OLYMPIA — Fresh off re-election, Democratic Rep. Al O’Brien of Mountlake Terrace has decided his next term in the state Legislature will be his last.
“I’m not going to run again,” O’Brien, a former Seattle cop and Mountlake Terrace councilman said earlier this week.
O’Brien will start his seventh term in January and he said after it ends in 2010 he and his wife will move to Wisconsin to be closer to her family.
“If it was up to me, I would stay around here until they took me out in a box,” he said. “My sweetheart wants us to move so we’ll be better able to care for her parents. They live 40 miles from Green Bay. So I’ll be a Cheesehead, but I will root for the Seahawks when they come here.”
O’Brien, 64, a native of Washington, was first elected to the state Legislature in 1996 and has been re-elected six times. No one opposed him this year nor did he face a challenger in 2006.
He holds Position 1 in the 1st Legislative District representing parts of Snohomish and King counties. Bothell, Woodinville, Mountlake Terrace, Brier and portions of Lynnwood and Edmonds are in the district.
Rep. Mark Ericks, D-Bothell, is his seatmate.
“His constituents got more than their money’s worth from his service,” Ericks said, “It’s not going to be the same without Al. There will be a bit of a void.”
Not having the popular incumbent O’Brien on the ballot creates one legislative seat the Democratic Party must fight to retain in the next election cycle.
That once was formidable but less so because of the success of the district’s Democratic delegation of O’Brien, Ericks and Sen. Rosemary McAuliffe, D-Bothell.
“It went from a district where we shook in our boots to where we now have those three Democrats,” said Rep. Sam Hunt, D-Olympia, who heads up the House Democratic Caucus campaign committee.

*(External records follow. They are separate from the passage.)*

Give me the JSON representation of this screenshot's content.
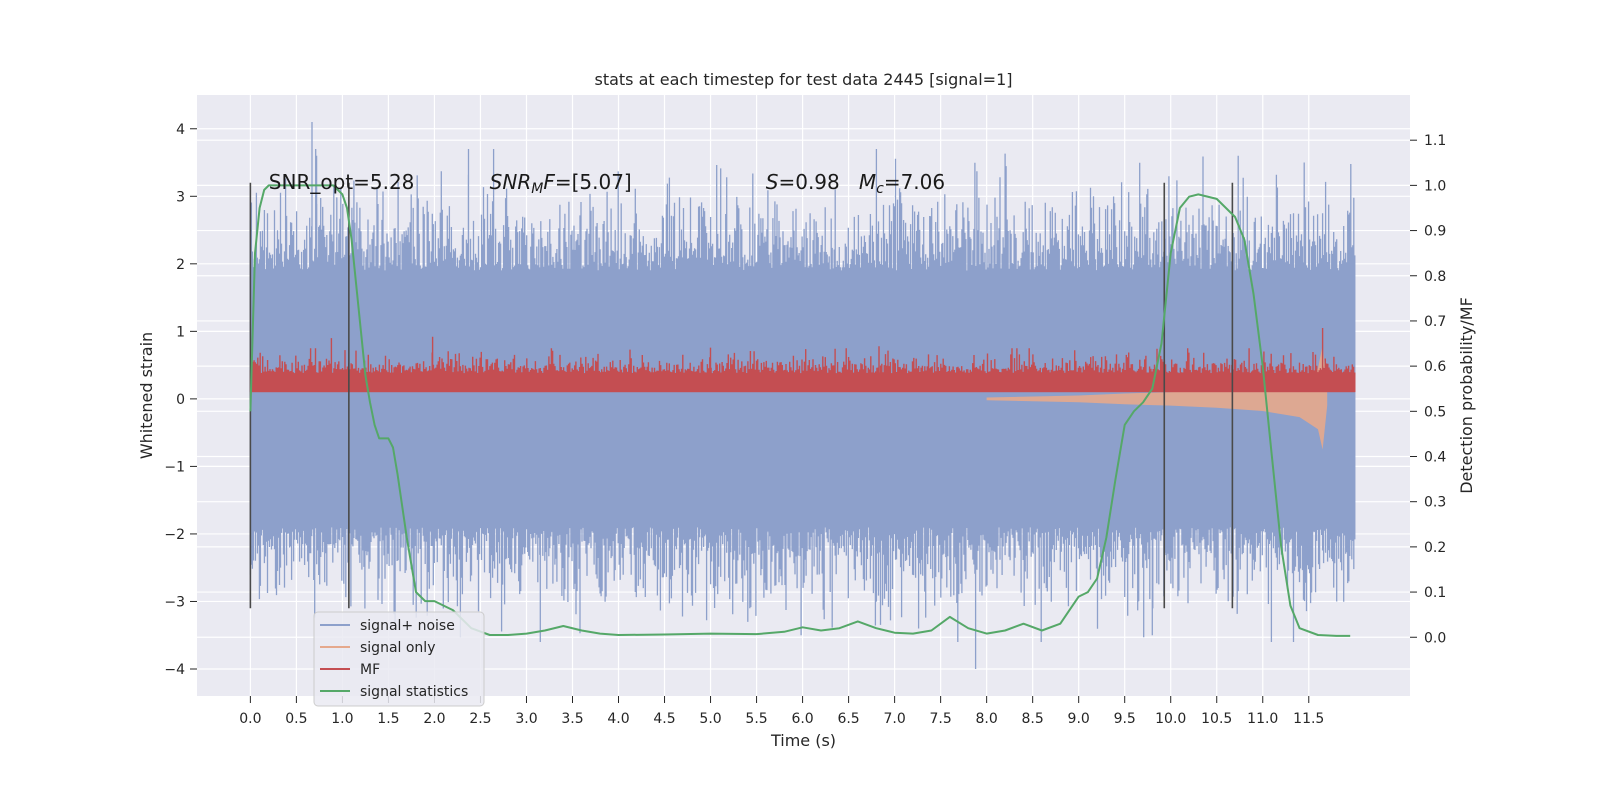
{
  "chart_data": {
    "type": "line",
    "title": "stats at each timestep for test data 2445 [signal=1]",
    "xlabel": "Time (s)",
    "ylabel": "Whitened strain",
    "ylabel_right": "Detection probability/MF",
    "xlim": [
      -0.58,
      12.6
    ],
    "ylim": [
      -4.4,
      4.5
    ],
    "ylim_right": [
      -0.13,
      1.2
    ],
    "x_ticks": [
      0.0,
      0.5,
      1.0,
      1.5,
      2.0,
      2.5,
      3.0,
      3.5,
      4.0,
      4.5,
      5.0,
      5.5,
      6.0,
      6.5,
      7.0,
      7.5,
      8.0,
      8.5,
      9.0,
      9.5,
      10.0,
      10.5,
      11.0,
      11.5
    ],
    "x_tick_labels": [
      "0.0",
      "0.5",
      "1.0",
      "1.5",
      "2.0",
      "2.5",
      "3.0",
      "3.5",
      "4.0",
      "4.5",
      "5.0",
      "5.5",
      "6.0",
      "6.5",
      "7.0",
      "7.5",
      "8.0",
      "8.5",
      "9.0",
      "9.5",
      "10.0",
      "10.5",
      "11.0",
      "11.5"
    ],
    "y_ticks": [
      -4,
      -3,
      -2,
      -1,
      0,
      1,
      2,
      3,
      4
    ],
    "y_tick_labels": [
      "−4",
      "−3",
      "−2",
      "−1",
      "0",
      "1",
      "2",
      "3",
      "4"
    ],
    "y_right_ticks": [
      0.0,
      0.1,
      0.2,
      0.3,
      0.4,
      0.5,
      0.6,
      0.7,
      0.8,
      0.9,
      1.0,
      1.1
    ],
    "y_right_tick_labels": [
      "0.0",
      "0.1",
      "0.2",
      "0.3",
      "0.4",
      "0.5",
      "0.6",
      "0.7",
      "0.8",
      "0.9",
      "1.0",
      "1.1"
    ],
    "grid": true,
    "legend_position": "lower-left",
    "annotations": [
      {
        "id": "snr-opt",
        "text": "SNR_opt=5.28",
        "x": 0.2,
        "y": 3.2
      },
      {
        "id": "snr-mf",
        "text": "SNR_MF=[5.07]",
        "x": 2.6,
        "y": 3.2
      },
      {
        "id": "s-mc",
        "text": "S=0.98   Mc=7.06",
        "x": 5.6,
        "y": 3.2
      }
    ],
    "vertical_lines": [
      0.0,
      1.07,
      9.93,
      10.67
    ],
    "vertical_line_range": [
      -3.1,
      3.2
    ],
    "series": [
      {
        "name": "signal+ noise",
        "color": "#8da0cb",
        "axis": "left",
        "kind": "noise-band",
        "x_range": [
          0.0,
          12.0
        ],
        "core_range": [
          -1.9,
          1.9
        ],
        "peak_max": 4.1,
        "peak_min": -4.0
      },
      {
        "name": "signal only",
        "color": "#e5a88c",
        "axis": "left",
        "kind": "chirp",
        "x": [
          8.0,
          9.0,
          9.5,
          10.0,
          10.5,
          11.0,
          11.4,
          11.6,
          11.65,
          11.7
        ],
        "upper": [
          0.02,
          0.05,
          0.08,
          0.1,
          0.13,
          0.18,
          0.27,
          0.45,
          0.8,
          0.1
        ],
        "lower": [
          -0.02,
          -0.05,
          -0.08,
          -0.1,
          -0.13,
          -0.18,
          -0.27,
          -0.45,
          -0.75,
          -0.1
        ]
      },
      {
        "name": "MF",
        "color": "#c44e52",
        "axis": "left",
        "kind": "mf-band",
        "x_range": [
          0.0,
          12.0
        ],
        "base": 0.1,
        "typical_max": 0.6,
        "peak_max": 1.05
      },
      {
        "name": "signal statistics",
        "color": "#55a868",
        "axis": "right",
        "kind": "line",
        "x": [
          0.0,
          0.05,
          0.1,
          0.15,
          0.2,
          0.3,
          0.5,
          0.7,
          0.9,
          0.95,
          1.0,
          1.05,
          1.1,
          1.15,
          1.2,
          1.25,
          1.3,
          1.35,
          1.4,
          1.45,
          1.5,
          1.55,
          1.6,
          1.7,
          1.8,
          1.9,
          2.0,
          2.1,
          2.2,
          2.4,
          2.6,
          2.8,
          3.0,
          3.2,
          3.4,
          3.6,
          3.8,
          4.0,
          4.5,
          5.0,
          5.5,
          5.8,
          6.0,
          6.2,
          6.4,
          6.6,
          6.8,
          7.0,
          7.2,
          7.4,
          7.6,
          7.8,
          8.0,
          8.2,
          8.4,
          8.6,
          8.8,
          8.9,
          9.0,
          9.1,
          9.2,
          9.3,
          9.4,
          9.5,
          9.6,
          9.7,
          9.8,
          9.9,
          10.0,
          10.1,
          10.2,
          10.3,
          10.5,
          10.7,
          10.8,
          10.9,
          11.0,
          11.1,
          11.2,
          11.3,
          11.4,
          11.6,
          11.8,
          11.95
        ],
        "y": [
          0.5,
          0.85,
          0.95,
          0.99,
          1.0,
          1.0,
          1.0,
          1.0,
          1.0,
          0.99,
          0.98,
          0.95,
          0.88,
          0.78,
          0.68,
          0.58,
          0.52,
          0.47,
          0.44,
          0.44,
          0.44,
          0.42,
          0.36,
          0.22,
          0.1,
          0.08,
          0.08,
          0.07,
          0.06,
          0.02,
          0.005,
          0.005,
          0.008,
          0.015,
          0.025,
          0.015,
          0.008,
          0.005,
          0.006,
          0.008,
          0.007,
          0.012,
          0.022,
          0.015,
          0.02,
          0.035,
          0.02,
          0.01,
          0.008,
          0.015,
          0.045,
          0.02,
          0.008,
          0.015,
          0.03,
          0.015,
          0.03,
          0.06,
          0.09,
          0.1,
          0.13,
          0.22,
          0.35,
          0.47,
          0.5,
          0.52,
          0.55,
          0.65,
          0.85,
          0.95,
          0.975,
          0.98,
          0.97,
          0.93,
          0.88,
          0.76,
          0.6,
          0.4,
          0.2,
          0.07,
          0.02,
          0.005,
          0.003,
          0.003
        ]
      }
    ]
  }
}
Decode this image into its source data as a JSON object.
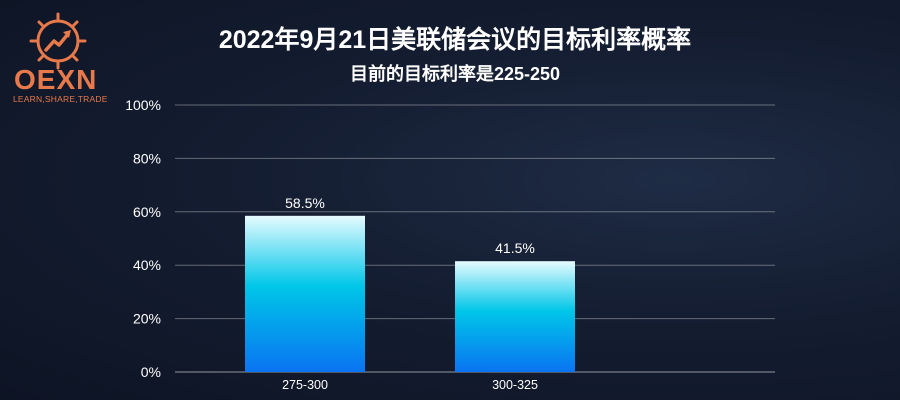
{
  "logo": {
    "name": "OEXN",
    "tagline": "LEARN,SHARE,TRADE",
    "color": "#e8794a"
  },
  "title": "2022年9月21日美联储会议的目标利率概率",
  "subtitle": "目前的目标利率是225-250",
  "chart_data": {
    "type": "bar",
    "title": "2022年9月21日美联储会议的目标利率概率",
    "subtitle": "目前的目标利率是225-250",
    "categories": [
      "275-300",
      "300-325"
    ],
    "values": [
      58.5,
      41.5
    ],
    "value_labels": [
      "58.5%",
      "41.5%"
    ],
    "xlabel": "",
    "ylabel": "",
    "ylim": [
      0,
      100
    ],
    "yticks": [
      0,
      20,
      40,
      60,
      80,
      100
    ],
    "ytick_labels": [
      "0%",
      "20%",
      "40%",
      "60%",
      "80%",
      "100%"
    ],
    "grid": true,
    "legend": "none",
    "bar_gradient": [
      "#e6fbff",
      "#00c6e8",
      "#0a74f2"
    ],
    "grid_color": "#ffffff"
  }
}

O’Brien said he will be giving up his chairmanship of the House Public Safety and Emergency Preparedness Committee, the panel that handles most of the major crime-fighting bills. House Democrats will select a successor next week.
Rep. Kirk Pearson, R-Monroe, the panel’s ranking Republican since 2004, said he wished O’Brien would serve at least one more year at the helm.
“He’s been very fair with the gavel. I will be very sad when he leaves,” Pearson said.
Pearson and O’Brien engaged in some ardent philosophical debates on how the state deals with punishment of criminals, particularly sex offenders.
“We worked on some very tough issues,” Pearson said. “We were in the middle of the battles fighting for our parties’ agenda. I consider Al a close personal friend. I will hate to see him go.”
O’Brien, one of a handful of Democrats who oppose abortion, has had a hand in the enactment of most of the major laws dealing with fighting crime and punishing criminals.
But he said the “best piece” of legislation he’s worked on was passage of the 2002 “Safe Haven” law allowing parents to drop off their newborns at a hospital emergency room or fire station. By doing so, parents avoid criminal charges for abandonment.
In his final session, O’Brien said he will focus on helping balance the state budget and improving programs dealing with convicted criminals suffering with a mental illness. He also wants to secure funds for civic facilities in Mountlake Terrace where the City Council chambers has been closed since part of the ceiling collapsed there in July.
“I’ve always tried to look at the big picture and do a good job for the people of my district and the state,” he said.